Yo, first things first: got the car all loaded up, and we're on our way to Ann Arbor right now.




















Fuck yeah she is.

Barring any major traffic accidents, me driving off the side of a mountain in Tennessee, one of my wheels flying off and us careening into oncoming traffic, my car exploding, Heckyeahwoman unbuckling my seatbelt opening my car door and pushing me out the door, a drunk driver plowing into us head on, a dude in a helicopter firing a rocket launcher at my car, Rambo stabbing me with his bowie knife, our cat freaking out in the car and biting my jugular, or a SCUD missile being launched right at my face, we should be there by early Tuesday afternoon.

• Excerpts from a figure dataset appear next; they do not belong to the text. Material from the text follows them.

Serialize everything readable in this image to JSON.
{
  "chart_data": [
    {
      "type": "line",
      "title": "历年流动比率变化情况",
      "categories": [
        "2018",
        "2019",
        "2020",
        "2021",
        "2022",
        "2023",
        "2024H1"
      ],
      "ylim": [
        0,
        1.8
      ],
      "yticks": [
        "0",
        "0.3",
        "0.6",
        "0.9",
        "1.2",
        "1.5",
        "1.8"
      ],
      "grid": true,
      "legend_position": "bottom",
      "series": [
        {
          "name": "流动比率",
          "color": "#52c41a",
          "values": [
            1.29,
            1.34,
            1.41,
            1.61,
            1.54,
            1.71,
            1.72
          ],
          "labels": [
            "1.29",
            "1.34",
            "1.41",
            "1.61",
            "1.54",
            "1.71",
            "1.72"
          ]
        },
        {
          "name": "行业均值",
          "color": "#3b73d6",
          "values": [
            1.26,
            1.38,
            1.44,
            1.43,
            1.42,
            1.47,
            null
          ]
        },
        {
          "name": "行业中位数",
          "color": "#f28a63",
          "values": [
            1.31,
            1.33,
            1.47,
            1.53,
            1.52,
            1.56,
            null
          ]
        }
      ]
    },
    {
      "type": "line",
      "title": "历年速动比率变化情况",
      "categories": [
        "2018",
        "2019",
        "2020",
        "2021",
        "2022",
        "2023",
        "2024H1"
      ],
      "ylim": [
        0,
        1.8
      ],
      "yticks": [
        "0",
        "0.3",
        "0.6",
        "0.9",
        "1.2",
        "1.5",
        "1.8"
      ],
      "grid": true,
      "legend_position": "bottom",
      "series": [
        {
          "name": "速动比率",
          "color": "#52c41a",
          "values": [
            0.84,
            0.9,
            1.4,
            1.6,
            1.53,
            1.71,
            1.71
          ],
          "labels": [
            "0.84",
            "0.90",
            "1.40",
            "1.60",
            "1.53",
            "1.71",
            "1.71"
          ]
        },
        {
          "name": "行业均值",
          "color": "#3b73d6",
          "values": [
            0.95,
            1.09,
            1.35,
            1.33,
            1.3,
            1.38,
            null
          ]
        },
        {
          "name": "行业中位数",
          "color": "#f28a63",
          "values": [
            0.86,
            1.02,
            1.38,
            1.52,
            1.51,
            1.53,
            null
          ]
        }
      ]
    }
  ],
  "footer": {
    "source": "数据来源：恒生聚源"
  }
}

Haha, speaking of driving with HeckyeahWOMAN, do you remember my post about Heckyeahwoman and I hitting a tollbooth in Orlando, only for it to malfunction?

And then she blamed me for the toll booth not working properly?

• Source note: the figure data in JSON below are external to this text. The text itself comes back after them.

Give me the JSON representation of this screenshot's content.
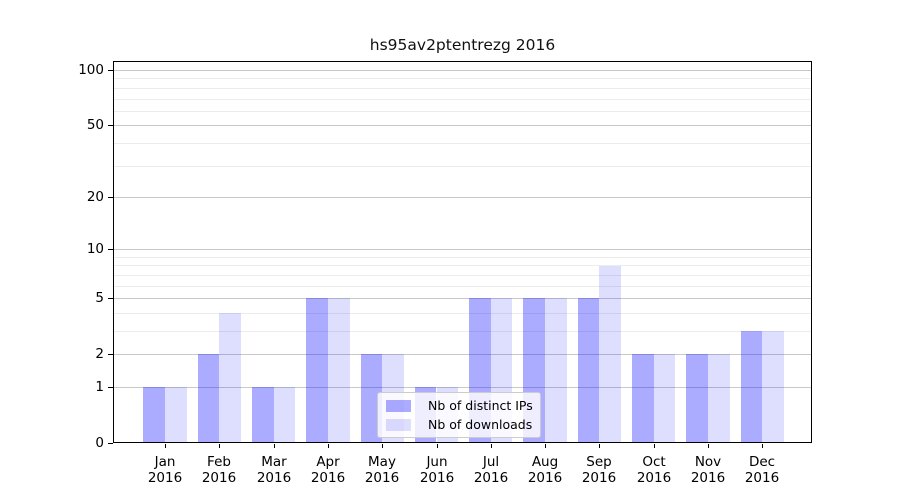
{
  "chart_data": {
    "type": "bar",
    "title": "hs95av2ptentrezg 2016",
    "categories": [
      "Jan 2016",
      "Feb 2016",
      "Mar 2016",
      "Apr 2016",
      "May 2016",
      "Jun 2016",
      "Jul 2016",
      "Aug 2016",
      "Sep 2016",
      "Oct 2016",
      "Nov 2016",
      "Dec 2016"
    ],
    "series": [
      {
        "name": "Nb of distinct IPs",
        "color": "#0000ff54",
        "values": [
          1,
          2,
          1,
          5,
          2,
          1,
          5,
          5,
          5,
          2,
          2,
          3
        ]
      },
      {
        "name": "Nb of downloads",
        "color": "#0000ff21",
        "values": [
          1,
          4,
          1,
          5,
          2,
          1,
          5,
          5,
          8,
          2,
          2,
          3
        ]
      }
    ],
    "xlabel": "",
    "ylabel": "",
    "y_scale": "log1p",
    "ylim": [
      0,
      112
    ],
    "y_major_ticks": [
      0,
      1,
      2,
      5,
      10,
      20,
      50,
      100
    ],
    "y_minor_gridlines": [
      3,
      4,
      6,
      7,
      8,
      9,
      30,
      40,
      60,
      70,
      80,
      90
    ],
    "grid": true,
    "legend_position": "lower center inside plot",
    "colors": {
      "major_grid": "#c9c9c9",
      "minor_grid": "#ececec",
      "axis": "#000000",
      "background": "#ffffff"
    }
  }
}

Well guess what...after an amazing honeymoon, we had to encounter that same troublesome tollbooth again.

There it was, looming in the distance. As we approached, we both joked about "the last time we were at this tollbooth".

Would the newlyweds survive the harrowing experience once again? Would our marriage last?

Good news: we're about to find out, pussybeatz.

OK, I totally can't remember what happened with the tollbooth; I have no idea if it malfunctioned again. HECKyeahwoman didn't answer the phone when I called to ask if she remembered, so I don't really have a definitive answer for you.

But rest assured that if we hit any tollbooths on our drive to Michigan, I'll gladly take the blame if it malfunctions. In fact, I'll take the blame when Heckyeahwoman tells me to take a left, and we wind up in California.